US-russische Journalistin Kurmasheva bleibt in Haft

Eine seit mehr als drei Monaten in Russland inhaftierte Journalistin des US-Auslandssenders Radio Free Europe/Radio Liberty bleibt weiter im Gefängnis. Ein Gericht in der russischen Millionenstadt Kasan verlängerte die Untersuchungshaft für Alsu Kurmasheva bis zum 5. April, wie der Sender mit Sitz in Prag mitteilte. 

Kurmasheva war nach Angaben ihres Senders im Mai 2023 nach Russland gereist, um ihre alte Mutter zu besuchen. Kurz vor ihrem geplanten Rückflug am 2. Juni wurden demnach ihre Pässe beschlagnahmt. Russlands Justiz wirft ihr vor, sich nicht als «ausländische Agentin» registriert zu haben. Dafür drohen bis zu fünf Jahre Haft. 

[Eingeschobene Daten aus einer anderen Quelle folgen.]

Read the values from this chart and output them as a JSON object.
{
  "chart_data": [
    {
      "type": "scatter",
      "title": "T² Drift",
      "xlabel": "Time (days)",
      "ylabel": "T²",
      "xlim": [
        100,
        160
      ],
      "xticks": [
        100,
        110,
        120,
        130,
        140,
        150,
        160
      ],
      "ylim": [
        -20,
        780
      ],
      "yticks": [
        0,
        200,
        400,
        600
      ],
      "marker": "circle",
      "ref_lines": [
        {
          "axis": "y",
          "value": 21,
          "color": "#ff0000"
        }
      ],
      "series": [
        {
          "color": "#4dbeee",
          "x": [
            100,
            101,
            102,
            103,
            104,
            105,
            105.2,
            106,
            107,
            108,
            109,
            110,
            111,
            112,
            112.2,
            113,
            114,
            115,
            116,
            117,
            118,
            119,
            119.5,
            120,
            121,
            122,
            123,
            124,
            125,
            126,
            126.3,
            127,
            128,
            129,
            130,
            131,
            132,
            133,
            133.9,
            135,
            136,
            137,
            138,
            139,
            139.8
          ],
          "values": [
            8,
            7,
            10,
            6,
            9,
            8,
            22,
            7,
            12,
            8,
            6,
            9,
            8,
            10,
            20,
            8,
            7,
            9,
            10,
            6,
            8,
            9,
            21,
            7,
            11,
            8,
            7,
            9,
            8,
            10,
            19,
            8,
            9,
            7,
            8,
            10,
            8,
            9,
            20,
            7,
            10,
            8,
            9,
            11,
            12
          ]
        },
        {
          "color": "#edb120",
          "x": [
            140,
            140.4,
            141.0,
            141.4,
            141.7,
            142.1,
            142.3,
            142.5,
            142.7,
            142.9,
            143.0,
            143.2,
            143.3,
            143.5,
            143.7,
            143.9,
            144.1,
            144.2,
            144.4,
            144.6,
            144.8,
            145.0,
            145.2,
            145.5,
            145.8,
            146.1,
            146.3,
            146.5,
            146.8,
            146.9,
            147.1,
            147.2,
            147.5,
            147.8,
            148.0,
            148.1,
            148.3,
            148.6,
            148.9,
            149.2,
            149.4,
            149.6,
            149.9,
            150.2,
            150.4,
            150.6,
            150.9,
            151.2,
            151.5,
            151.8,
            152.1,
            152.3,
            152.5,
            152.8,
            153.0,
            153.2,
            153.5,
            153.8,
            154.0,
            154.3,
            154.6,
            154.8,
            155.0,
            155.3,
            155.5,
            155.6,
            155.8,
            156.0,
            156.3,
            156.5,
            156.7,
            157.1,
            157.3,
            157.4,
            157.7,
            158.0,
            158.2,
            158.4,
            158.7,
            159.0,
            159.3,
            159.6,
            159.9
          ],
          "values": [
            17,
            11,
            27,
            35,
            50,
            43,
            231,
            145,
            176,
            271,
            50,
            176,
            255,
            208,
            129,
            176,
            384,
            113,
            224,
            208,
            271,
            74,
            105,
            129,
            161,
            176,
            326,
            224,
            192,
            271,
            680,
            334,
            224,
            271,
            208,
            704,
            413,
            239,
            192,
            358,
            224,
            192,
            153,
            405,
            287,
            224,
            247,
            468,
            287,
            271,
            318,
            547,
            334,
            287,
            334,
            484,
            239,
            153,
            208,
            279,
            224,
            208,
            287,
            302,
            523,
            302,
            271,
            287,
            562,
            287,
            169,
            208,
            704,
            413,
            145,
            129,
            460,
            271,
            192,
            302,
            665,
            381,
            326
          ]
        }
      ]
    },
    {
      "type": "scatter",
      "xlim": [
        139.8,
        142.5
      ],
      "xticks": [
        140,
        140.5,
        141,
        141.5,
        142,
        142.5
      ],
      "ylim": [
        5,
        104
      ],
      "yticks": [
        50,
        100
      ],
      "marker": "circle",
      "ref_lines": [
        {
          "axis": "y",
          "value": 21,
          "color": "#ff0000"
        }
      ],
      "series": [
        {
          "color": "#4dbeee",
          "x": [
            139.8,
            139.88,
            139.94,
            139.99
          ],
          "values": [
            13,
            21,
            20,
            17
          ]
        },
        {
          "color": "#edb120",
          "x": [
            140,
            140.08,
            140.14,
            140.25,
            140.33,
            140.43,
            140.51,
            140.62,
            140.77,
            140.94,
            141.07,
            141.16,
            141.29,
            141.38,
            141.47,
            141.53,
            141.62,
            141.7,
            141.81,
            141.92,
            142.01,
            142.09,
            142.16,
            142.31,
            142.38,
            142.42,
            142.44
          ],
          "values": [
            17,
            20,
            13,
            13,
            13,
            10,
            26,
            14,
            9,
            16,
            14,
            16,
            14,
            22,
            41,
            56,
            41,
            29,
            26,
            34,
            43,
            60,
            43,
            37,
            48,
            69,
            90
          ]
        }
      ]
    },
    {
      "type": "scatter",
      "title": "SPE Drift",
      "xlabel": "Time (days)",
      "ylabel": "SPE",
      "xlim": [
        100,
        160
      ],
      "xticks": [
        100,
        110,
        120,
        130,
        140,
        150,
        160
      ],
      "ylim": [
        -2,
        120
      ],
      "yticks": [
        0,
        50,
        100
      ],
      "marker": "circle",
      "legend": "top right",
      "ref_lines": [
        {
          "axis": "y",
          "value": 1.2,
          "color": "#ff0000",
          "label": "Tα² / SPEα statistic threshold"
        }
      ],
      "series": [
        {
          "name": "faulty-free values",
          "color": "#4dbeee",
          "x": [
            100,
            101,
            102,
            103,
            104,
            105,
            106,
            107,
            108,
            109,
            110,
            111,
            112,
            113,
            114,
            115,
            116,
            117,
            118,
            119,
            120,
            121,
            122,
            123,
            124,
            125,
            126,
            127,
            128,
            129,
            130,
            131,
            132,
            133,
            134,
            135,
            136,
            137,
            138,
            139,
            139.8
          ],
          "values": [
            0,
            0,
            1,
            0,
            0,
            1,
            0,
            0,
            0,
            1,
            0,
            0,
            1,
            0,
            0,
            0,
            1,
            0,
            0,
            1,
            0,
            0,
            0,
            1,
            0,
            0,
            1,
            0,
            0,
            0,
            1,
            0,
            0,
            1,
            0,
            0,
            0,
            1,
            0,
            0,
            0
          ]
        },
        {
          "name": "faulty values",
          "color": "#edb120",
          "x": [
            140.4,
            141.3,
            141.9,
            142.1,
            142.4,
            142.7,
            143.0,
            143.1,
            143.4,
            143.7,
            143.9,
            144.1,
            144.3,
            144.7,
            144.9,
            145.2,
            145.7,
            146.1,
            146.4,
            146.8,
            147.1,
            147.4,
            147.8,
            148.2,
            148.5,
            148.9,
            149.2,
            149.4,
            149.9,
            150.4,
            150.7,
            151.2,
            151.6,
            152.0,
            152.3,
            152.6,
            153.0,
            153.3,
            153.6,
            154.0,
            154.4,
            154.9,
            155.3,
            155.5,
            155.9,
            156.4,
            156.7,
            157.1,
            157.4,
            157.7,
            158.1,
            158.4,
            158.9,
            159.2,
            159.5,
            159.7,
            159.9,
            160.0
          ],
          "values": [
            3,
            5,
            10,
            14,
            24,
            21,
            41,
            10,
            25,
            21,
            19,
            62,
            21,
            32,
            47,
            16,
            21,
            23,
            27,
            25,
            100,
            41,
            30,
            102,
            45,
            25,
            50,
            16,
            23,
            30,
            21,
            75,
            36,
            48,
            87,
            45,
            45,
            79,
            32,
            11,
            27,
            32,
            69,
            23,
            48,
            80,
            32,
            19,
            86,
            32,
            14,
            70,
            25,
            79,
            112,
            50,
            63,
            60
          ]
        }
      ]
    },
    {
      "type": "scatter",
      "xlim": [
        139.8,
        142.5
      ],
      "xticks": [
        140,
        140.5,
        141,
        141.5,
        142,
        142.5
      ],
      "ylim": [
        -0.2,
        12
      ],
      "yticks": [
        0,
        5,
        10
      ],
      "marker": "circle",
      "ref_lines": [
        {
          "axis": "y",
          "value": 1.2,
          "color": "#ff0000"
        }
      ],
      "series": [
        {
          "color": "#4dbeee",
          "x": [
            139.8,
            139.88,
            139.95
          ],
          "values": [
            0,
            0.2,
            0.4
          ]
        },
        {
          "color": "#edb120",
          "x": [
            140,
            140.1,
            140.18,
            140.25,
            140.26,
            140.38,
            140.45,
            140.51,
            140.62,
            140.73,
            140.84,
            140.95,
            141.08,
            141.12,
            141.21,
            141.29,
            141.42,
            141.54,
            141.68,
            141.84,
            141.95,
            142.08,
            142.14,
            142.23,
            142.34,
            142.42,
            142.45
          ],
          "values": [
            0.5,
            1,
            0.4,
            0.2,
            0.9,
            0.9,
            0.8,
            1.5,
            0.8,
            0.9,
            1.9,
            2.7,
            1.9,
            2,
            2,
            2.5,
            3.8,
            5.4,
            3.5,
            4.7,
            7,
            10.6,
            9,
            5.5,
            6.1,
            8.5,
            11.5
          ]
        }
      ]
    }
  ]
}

London: Russlands Nationalgarde integriert drei Wagner-Einheiten

Russland verstärkt nach britischer Einschätzung seine Kontrolle über die Söldnertruppe Wagner. Die russische Nationalgarde integriere drei frühere Kampfeinheiten von Wagner in ihr erstes Freiwilligenkorps, teilte das britische Verteidigungsministerium mit.

Die Eingliederung deute höchstwahrscheinlich darauf hin, dass Wagner erfolgreich der Nationalgarde unterstellt worden sei, schrieben die Briten auf der Plattform X (früher Twitter). Der russische Staat erhalte so mehr Befehlsgewalt und Kontrolle über die Gruppe.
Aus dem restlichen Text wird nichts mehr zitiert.